Bu nedenle asgari ücretin enflasyon üzerinden tartışılması doğru doğru değil. Asgari ücret geçim şartları ve bölüşüm ile ilişkili ele alınmalı. Daha açık ve net yazayım: Asgari ücret ortalama ücret haline geldiği için asgari ücret kişi başına Gayri Safi Yurtiçi Hasılanın (GSYH) belli bir oranına saptanmalı. Böylece asgari ücretin büyümeden pay alması mümkün olur ve asgari ücret yoluyla ücret genel düzeyinin düşürülmesi engellenmiş olur.
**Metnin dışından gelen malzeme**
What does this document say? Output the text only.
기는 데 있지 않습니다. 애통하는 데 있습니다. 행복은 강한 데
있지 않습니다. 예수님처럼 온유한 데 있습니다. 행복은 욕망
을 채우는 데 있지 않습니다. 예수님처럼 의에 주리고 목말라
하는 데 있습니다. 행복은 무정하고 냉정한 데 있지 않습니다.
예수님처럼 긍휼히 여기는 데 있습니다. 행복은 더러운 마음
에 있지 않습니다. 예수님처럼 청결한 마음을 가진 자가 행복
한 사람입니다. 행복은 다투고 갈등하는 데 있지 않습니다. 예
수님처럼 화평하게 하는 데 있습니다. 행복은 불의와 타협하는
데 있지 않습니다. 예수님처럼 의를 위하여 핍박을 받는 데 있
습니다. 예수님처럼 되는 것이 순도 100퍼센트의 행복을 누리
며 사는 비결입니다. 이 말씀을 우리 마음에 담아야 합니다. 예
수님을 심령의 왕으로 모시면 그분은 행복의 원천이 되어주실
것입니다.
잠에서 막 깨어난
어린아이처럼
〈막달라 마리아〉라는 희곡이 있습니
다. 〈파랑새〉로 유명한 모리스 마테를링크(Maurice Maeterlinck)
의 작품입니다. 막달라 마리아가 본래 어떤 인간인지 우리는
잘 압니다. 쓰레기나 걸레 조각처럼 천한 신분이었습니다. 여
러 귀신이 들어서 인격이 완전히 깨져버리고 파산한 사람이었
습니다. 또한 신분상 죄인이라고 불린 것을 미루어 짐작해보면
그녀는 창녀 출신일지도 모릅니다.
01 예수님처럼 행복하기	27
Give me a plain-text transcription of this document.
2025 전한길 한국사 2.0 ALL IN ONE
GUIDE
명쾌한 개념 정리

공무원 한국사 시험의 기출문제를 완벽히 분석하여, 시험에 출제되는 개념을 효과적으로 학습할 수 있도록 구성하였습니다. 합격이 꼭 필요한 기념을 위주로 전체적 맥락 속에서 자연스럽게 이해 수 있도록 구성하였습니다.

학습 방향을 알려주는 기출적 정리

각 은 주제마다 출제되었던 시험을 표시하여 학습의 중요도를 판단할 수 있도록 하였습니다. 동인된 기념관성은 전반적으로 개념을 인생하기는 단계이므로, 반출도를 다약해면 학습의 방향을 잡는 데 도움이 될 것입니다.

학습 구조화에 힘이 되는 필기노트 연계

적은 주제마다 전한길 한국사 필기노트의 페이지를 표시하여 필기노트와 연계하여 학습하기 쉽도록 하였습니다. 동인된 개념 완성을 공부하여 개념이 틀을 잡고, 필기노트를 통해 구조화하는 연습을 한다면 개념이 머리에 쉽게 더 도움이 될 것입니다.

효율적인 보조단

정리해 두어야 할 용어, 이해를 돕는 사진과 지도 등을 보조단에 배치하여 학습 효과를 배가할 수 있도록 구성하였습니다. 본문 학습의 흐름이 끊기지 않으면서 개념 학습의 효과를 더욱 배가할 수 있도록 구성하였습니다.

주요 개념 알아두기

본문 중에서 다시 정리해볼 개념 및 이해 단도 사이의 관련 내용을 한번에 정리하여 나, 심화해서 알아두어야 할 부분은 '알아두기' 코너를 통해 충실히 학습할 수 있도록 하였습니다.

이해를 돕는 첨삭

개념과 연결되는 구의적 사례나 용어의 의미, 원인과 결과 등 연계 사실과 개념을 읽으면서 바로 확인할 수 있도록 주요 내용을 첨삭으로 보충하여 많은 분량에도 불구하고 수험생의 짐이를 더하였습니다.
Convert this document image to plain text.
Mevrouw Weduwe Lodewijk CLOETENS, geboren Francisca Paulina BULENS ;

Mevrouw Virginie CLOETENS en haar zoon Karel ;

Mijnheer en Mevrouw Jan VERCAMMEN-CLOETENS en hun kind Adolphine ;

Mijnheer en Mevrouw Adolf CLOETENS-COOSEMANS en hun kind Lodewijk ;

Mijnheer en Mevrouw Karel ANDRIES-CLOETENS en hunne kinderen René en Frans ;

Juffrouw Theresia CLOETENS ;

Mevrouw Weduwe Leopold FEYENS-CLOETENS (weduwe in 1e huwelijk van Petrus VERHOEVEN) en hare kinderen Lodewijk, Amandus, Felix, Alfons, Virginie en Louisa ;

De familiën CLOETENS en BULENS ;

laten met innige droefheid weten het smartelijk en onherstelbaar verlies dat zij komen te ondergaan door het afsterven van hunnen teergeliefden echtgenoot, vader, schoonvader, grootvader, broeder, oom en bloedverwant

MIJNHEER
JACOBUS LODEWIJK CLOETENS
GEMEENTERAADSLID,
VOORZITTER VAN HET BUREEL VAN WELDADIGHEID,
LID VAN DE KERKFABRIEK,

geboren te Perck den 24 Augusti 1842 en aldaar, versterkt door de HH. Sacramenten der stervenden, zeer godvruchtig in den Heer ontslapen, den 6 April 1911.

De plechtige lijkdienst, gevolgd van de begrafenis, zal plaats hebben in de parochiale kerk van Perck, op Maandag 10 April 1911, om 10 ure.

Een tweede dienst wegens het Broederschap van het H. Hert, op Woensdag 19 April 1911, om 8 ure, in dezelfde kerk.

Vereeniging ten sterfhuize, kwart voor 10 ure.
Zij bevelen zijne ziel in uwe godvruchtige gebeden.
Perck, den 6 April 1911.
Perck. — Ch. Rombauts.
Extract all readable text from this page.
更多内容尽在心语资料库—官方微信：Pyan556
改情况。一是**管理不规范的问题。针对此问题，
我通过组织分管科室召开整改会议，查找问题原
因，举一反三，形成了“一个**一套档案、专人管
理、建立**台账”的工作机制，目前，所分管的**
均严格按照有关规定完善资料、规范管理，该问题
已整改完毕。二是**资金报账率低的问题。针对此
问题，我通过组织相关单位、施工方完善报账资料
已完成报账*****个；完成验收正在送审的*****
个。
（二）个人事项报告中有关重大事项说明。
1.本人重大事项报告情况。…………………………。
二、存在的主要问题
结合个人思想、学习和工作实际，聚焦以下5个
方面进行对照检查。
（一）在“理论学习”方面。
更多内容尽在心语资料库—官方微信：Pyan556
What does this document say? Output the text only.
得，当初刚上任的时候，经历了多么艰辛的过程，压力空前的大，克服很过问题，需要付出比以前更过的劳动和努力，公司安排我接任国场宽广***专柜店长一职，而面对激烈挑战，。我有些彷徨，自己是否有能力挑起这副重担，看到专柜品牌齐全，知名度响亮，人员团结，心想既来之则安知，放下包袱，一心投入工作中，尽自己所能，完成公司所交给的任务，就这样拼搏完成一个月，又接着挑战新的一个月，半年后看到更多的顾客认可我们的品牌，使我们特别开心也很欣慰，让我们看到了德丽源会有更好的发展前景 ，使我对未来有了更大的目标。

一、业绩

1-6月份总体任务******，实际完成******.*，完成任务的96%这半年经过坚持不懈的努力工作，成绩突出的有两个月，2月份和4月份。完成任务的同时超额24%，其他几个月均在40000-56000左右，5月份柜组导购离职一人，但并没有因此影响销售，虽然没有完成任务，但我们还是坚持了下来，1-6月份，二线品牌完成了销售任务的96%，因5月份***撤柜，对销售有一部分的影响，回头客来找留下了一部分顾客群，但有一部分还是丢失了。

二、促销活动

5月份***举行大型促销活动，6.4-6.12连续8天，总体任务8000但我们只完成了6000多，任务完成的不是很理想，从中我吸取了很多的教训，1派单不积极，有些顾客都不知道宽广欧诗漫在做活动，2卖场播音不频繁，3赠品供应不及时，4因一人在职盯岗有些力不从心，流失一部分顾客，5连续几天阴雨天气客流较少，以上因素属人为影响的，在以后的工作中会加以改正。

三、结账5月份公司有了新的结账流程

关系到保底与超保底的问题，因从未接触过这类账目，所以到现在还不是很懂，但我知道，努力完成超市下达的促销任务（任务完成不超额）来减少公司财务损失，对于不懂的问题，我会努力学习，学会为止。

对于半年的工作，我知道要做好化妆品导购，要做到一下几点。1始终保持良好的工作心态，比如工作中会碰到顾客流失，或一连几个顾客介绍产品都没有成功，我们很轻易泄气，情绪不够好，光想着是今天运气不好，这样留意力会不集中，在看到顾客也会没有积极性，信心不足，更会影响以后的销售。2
Geçmişte asgari ücret Kişi Başına GSYH’nin yüzde 80’ine kadar yükselmişti. AKP döneminde (2026’da) asgari ücret KB GSYH’nin yüzde 60’ını görmüştü.  Asgari ücret miktarı konuşurken bunun dikkate alınması gerekir. 2025 yılında KB aylık GSYH’nin 60 bin TL olması öngörülüyor. Bunun enflasyon artışına bağlı olarak daha da yüksek olması mümkün. 60 bin TL’nin yüzde 80’i ve yüzde 60’ının kaç liraya geldiği malum. 2016’da mümkün olan şimdi neden olmasın?

Asgari ücret tartışmalarını bu gerçek üzerinden yapmak gerekir. Ancak hükümetin planladığı asgari ücret artışıyla asgari ücretin KB GSYH’ye oranı tarihin en düşük seviyelerine inebilir. Saptanacak asgari ücret bölüşüm ilişkilerini daha da kötüleştirecek.

ASGARİ ÜCRET KAPSAMI GENİŞLEYECEK

Saptanacak yeni asgari ücret ile asgari ücret civarında çalışanların kapsamının daha da genişleyeceğini söylemek mümkün. Asgari ücret özel sektörde yaygın ücret haline gelmiş durumda. Pek çok özel şirket asgari ücretin üzerindeki ücretlere asgari ücret atışından daha düşük zam yapacak. Böylece ücretler asgari ücrete yaklaşmaya devam edecek.

Hükümetin izlediği asgari ücret politikası büyük şirketlerinin ücret maliyetlerini düşürücü bir rol oynuyor. Asgari ücret miktarı mikro ve küçük işletmeler için görece yüksek hale gelirken orta ve büyük ölçekli işletmeler için düşüyor.  Mevcut asgari ücret politikası büyük sermayeyi koruyup kollamaktadır. Asgari ücretle çalışanların kapsamının artması büyük şirketlerinin ücret maliyetini aşağıya çeken bir rol oynuyor.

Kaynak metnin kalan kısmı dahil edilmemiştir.